Coraz częściej uznani userzy używają słów uznanych za niekulturalne i wulgarne.
Jedni piszą o pielęgniarkach co "klapają ryjem" (to już w ogóle poniżej, zwłaszcza że pisze to kobieta), zaś teraz widzę że czyjś personalny poziom zleciał na ryj… 😕 😕 😕
Czy wam ludzie (ba: oboje to Forumowicze Roku!!!) pierwiastki wiosny powodują takie nieprzyjazne nastawienie???
Można zrozumieć wściekłość na kogoś, ale tu nic nie wskazuje na to…
V-tec, jesteś o coś wściekły na 7sisters?
😯
Take it easy… Będziecie się spierać o znaczenie słowa Benefit, gdy tymczasem i tak tematem i najważniejszym punktem jest otrzymywanie chaty a nie to czy jest to Benefitem w takim czy innym znaczeniu czy nie…
Uffff, jak się kłócą najlepsi specjaliści od życia w Anglii to już niedobrze.
Chłopaki, nie zapominajcie że jesteście tutaj jakby autorytetami i ludzie na was patrzą co i jak piszecie… 😕 🙁 ❗ ❓
Pozdrawiam.
przyganial kociol … 🙂 ty tez sie gryziesz z poniektorymi F.Roku 😉
fata, kazdemu sie przeciez zdarza prawda ?
wiec niepotrzebnie komentujesz.
Chcialbym sprostowac, poniewaz, w przeciwienstwie do V-teca, nigdy nie bylem Forumowiczem Roku.
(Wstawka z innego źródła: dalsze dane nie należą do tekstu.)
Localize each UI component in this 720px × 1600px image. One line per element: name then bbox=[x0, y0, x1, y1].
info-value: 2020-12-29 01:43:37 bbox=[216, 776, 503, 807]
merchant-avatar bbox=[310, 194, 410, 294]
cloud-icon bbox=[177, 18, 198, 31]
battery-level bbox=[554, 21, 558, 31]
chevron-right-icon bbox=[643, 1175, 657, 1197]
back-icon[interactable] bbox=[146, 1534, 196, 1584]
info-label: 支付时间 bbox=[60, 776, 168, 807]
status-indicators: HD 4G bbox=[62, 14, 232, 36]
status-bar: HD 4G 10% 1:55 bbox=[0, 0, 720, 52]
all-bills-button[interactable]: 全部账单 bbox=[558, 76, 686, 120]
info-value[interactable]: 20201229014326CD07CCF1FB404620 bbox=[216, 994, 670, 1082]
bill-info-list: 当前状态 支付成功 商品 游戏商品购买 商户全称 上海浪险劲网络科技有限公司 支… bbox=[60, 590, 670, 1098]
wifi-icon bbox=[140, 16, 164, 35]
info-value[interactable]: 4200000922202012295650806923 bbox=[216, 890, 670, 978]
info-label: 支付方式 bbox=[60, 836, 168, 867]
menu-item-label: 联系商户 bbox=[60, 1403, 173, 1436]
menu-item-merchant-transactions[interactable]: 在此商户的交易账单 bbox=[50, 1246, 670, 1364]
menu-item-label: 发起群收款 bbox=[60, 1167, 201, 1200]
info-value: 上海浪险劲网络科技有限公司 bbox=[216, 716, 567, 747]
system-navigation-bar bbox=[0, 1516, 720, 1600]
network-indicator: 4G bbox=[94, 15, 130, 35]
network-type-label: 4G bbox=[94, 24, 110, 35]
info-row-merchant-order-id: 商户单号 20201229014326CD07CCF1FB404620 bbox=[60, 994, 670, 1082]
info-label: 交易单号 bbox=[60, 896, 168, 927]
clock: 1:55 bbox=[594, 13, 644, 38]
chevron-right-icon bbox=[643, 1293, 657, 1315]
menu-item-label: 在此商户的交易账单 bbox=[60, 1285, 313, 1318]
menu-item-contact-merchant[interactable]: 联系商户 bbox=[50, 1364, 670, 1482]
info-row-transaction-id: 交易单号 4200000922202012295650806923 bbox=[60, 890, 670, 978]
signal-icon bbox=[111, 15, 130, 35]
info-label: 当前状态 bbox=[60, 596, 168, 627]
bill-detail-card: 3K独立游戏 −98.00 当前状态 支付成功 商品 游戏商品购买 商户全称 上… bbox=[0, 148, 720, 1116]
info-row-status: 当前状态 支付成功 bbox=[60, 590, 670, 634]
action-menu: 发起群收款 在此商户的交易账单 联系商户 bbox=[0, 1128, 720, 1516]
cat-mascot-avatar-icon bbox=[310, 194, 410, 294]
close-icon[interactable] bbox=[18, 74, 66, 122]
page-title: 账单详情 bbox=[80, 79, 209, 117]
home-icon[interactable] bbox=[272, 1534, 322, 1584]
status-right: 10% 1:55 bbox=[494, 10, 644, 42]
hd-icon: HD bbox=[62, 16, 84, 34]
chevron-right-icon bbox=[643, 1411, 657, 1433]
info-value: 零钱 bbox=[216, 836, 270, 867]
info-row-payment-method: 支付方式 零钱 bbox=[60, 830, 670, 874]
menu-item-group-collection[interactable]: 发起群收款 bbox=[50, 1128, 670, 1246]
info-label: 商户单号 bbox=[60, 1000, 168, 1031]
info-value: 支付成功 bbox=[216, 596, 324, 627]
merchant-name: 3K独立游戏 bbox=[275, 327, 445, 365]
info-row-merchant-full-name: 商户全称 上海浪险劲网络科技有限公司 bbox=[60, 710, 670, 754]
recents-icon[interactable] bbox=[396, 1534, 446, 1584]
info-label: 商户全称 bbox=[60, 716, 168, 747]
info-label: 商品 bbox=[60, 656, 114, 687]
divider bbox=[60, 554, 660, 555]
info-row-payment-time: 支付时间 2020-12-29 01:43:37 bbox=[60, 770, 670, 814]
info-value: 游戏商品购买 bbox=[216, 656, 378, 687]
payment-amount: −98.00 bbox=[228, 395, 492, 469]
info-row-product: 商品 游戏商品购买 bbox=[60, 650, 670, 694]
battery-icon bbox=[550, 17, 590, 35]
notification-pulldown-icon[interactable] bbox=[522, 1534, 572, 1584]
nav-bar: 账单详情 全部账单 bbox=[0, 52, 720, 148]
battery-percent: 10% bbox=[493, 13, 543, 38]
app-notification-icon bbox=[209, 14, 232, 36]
Nie przypominam tez sobie zebym obrzucal kogos wyzwiskami. Nie robie tego na ogol i bardzo mnie to razi u innych.
Uzylem (w zartobliwym kontekscie) jedynie ukrainskiego przeklenstwa, oznaczajacego mniej wiecej 'idz do diabla’. Jezeli V-tec lub ktokolwiek inny poczul sie nim urazony, przepraszam.